Wenn er dieses neue Wissen mit dem verband, was er von Lady Wilde und ihrem Sohn erfahren hatte, entstand für Holmes das Bild einer Familie, die dem Zirkusmilieu entstammte, war doch der Großvater als Rechenkünstler in der Manege aufgetreten.
Es gab also einige Anhaltspunkte, die Holmes durch zielgerichtete Gespräche Schritt um Schritt vertiefen wollte, und zwar zunächst mit dem alten Direktor der Schule.

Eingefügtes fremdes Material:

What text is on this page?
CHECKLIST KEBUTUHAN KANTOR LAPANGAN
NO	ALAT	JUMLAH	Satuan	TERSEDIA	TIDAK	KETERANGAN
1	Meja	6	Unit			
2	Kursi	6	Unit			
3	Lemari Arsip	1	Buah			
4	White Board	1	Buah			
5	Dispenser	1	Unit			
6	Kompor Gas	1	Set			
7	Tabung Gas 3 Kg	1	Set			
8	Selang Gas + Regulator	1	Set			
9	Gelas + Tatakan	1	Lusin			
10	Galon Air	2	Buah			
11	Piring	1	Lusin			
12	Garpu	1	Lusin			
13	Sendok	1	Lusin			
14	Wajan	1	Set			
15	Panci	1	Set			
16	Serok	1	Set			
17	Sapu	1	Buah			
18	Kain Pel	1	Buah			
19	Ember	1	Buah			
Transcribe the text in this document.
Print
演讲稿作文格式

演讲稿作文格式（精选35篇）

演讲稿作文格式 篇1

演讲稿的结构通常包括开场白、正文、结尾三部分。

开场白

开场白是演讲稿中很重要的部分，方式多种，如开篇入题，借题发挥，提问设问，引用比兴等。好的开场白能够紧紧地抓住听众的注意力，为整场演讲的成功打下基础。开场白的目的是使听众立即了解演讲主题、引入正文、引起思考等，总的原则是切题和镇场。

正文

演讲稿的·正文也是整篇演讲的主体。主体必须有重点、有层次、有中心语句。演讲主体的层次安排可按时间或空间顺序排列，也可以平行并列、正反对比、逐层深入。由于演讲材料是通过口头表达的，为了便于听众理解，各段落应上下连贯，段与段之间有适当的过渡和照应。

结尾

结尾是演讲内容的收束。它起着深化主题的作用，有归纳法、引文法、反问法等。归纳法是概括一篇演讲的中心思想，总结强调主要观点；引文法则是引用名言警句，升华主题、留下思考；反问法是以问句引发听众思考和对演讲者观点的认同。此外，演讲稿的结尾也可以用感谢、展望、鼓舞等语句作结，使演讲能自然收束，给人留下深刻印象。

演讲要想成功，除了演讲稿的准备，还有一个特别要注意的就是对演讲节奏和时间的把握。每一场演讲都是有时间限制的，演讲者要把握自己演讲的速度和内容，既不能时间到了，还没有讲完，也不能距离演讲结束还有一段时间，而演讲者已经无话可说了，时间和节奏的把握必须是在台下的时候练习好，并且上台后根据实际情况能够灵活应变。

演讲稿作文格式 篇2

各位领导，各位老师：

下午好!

Dr. Steele wohnte im Haus seiner Tochter Dorrit Biggs am Drumlar Park. Ihr Ehemann Richard, der aus Galway stammte, war der neue Headmaster an der Schule ihres Vaters.
Die Frau begrüßte den Detektiv mit einer Tasse Tee und Selbstgebackenem und entschuldigte sich für ihren Vater, der nach zwei Schlaganfällen nur mehr schwer zu verstehen war. Auch schien sein Geist so verwirrt zu sein, dass er Vergangenheit und Gegenwart vermischte.
Jeden Morgen bestand er darauf, in den Dienstanzug zu schlüpfen. Er wollte wieder in seine Schule gehen, um nach dem Rechten zu sehen. Also half ihm die Tochter beim Ankleiden. Während des Frühstücks jedoch, wenn er seinem Nachfolger in Form des Schwiegersohnes gegenübersaß, besann er sich, sank traurig in sich zusammen und quälte sich die Treppe hoch, zurück in sein Mansardenzimmer. Und das jeden Morgen, die letzten drei Jahre.
Mrs. Biggs führte Sherlock Holmes die teppichbelegte Treppe hoch in die Räumlichkeiten ihres Vaters und kündigte durch Klopfen den Besuch an, den sie schon beim Frühstück erwähnt hatte. William Steele saß tadellos gekleidet an seinem Schreibtisch, von dem er sich erhob, um den Gast willkommen zu heißen.
»Sherlock Holmes. Detektiv aus London«, stellte sich Holmes unter seinem richtigen Namen vor.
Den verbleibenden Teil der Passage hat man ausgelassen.